- tvOnenews - Abdul Gani Siregar
Prabowo Umumkan 34 Proyek Waste to Energy, Sampah Disebut Ancaman Nasional Jelang 2028
Bogor, tvOnenews.com - Presiden RI, Prabowo Subianto, menegaskan persoalan sampah kini telah menjadi isu krusial yang mengancam keberlanjutan lingkungan dan kualitas hidup masyarakat Indonesia.
Dalam arahannya pada Rapat Koordinasi Nasional (Rakornas) Pemerintah Pusat dan Pemerintah Daerah 2026 di Sentul International Convention Centre, Bogor, Jawa Barat, Senin (2/2/2026).
Prabowo memperingatkan bahwa kapasitas tempat pembuangan akhir (TPA) di hampir seluruh daerah berada di ambang kolaps.
“Masalah bangsa ini sekarang adalah juga yang sangat krusial adalah masalah sampah,” kata Prabowo di hadapan para kepala daerah.
Prabowo mengungkapkan, berdasarkan proyeksi pemerintah, hampir seluruh TPA di Indonesia diperkirakan akan mengalami kelebihan kapasitas pada 2028, bahkan di sejumlah daerah bisa terjadi lebih cepat jika tidak ada terobosan serius.
“Sampah ini menjadi masalah.
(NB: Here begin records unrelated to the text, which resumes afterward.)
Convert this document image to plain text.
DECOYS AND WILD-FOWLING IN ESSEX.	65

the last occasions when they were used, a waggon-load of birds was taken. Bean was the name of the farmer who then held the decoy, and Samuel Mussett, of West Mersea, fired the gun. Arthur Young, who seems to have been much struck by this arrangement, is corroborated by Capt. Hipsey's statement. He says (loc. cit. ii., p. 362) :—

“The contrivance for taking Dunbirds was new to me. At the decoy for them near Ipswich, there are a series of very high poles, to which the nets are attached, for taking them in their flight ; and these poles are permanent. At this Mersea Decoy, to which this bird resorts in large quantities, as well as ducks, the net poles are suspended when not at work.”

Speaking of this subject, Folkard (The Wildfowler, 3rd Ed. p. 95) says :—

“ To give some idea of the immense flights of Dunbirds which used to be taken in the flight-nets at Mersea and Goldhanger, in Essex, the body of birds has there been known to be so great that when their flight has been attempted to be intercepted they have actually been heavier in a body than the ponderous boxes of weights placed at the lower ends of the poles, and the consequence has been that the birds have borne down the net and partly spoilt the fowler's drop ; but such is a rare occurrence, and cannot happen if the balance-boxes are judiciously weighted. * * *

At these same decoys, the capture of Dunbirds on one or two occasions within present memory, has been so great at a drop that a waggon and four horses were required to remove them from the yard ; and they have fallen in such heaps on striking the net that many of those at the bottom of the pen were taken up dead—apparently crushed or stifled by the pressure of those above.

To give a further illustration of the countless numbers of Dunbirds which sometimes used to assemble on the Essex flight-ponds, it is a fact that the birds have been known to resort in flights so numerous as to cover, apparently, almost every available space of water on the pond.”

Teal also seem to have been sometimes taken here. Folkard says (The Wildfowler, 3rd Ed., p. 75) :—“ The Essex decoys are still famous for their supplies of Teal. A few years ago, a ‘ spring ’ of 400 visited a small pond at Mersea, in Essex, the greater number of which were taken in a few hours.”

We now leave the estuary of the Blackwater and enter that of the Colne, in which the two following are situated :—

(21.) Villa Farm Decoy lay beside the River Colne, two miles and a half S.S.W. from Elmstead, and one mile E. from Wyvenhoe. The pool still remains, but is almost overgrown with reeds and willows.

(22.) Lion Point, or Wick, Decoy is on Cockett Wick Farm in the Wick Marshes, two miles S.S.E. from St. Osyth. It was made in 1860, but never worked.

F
Diproyeksi hampir semua TPA sampah akan mengalami over capacity pada tahun 2028, bahkan lebih cepat,” ujarnya.
Untuk menjawab ancaman tersebut, Prabowo mengumumkan langkah besar pemerintah dengan membangun 34 proyek pengolahan sampah berbasis energi atau waste to energy di 34 kota pada tahun ini. Ia meminta agar proses groundbreaking segera dilakukan dalam beberapa bulan ke depan.
“Untuk itu tahun ini kita akan buka 34 proyek pembangunan waste to energy di 34 kota. Ini saya minta groundbreaking berapa bulan ini dilaksanakan, ini kita perkirakan dua tahun lagi sudah berfungsi,” tegas Prabowo.
Menurut Prabowo, proyek tersebut membutuhkan investasi yang sangat besar, dengan nilai total hampir mencapai US$3,5 miliar. Meski demikian, ia menilai investasi itu sepadan dengan dampak jangka panjang bagi kepentingan rakyat.
“Ini investasi cukup besar totalnya itu hampir US$3,5 miliar untuk 34 titik itu,” ucapnya.
Prabowo juga menyoroti bahwa persoalan sampah tidak hanya menjadi tanggung jawab kota besar. Ia meyakini kabupaten-kabupaten pun harus mulai menyiapkan solusi serupa karena volume sampah terus meningkat.
“Setelah saya lihat di beberapa kabupaten saya yakin bahwa kota-kota kabupaten sudah juga mulai harus ada,” katanya.
Ia mengapresiasi sejumlah kepala daerah yang telah lebih dulu melakukan improvisasi dan inisiatif dalam pengelolaan sampah. Pengalaman tersebut, menurut Prabowo, akan dipelajari dan dapat menjadi contoh bagi daerah lain.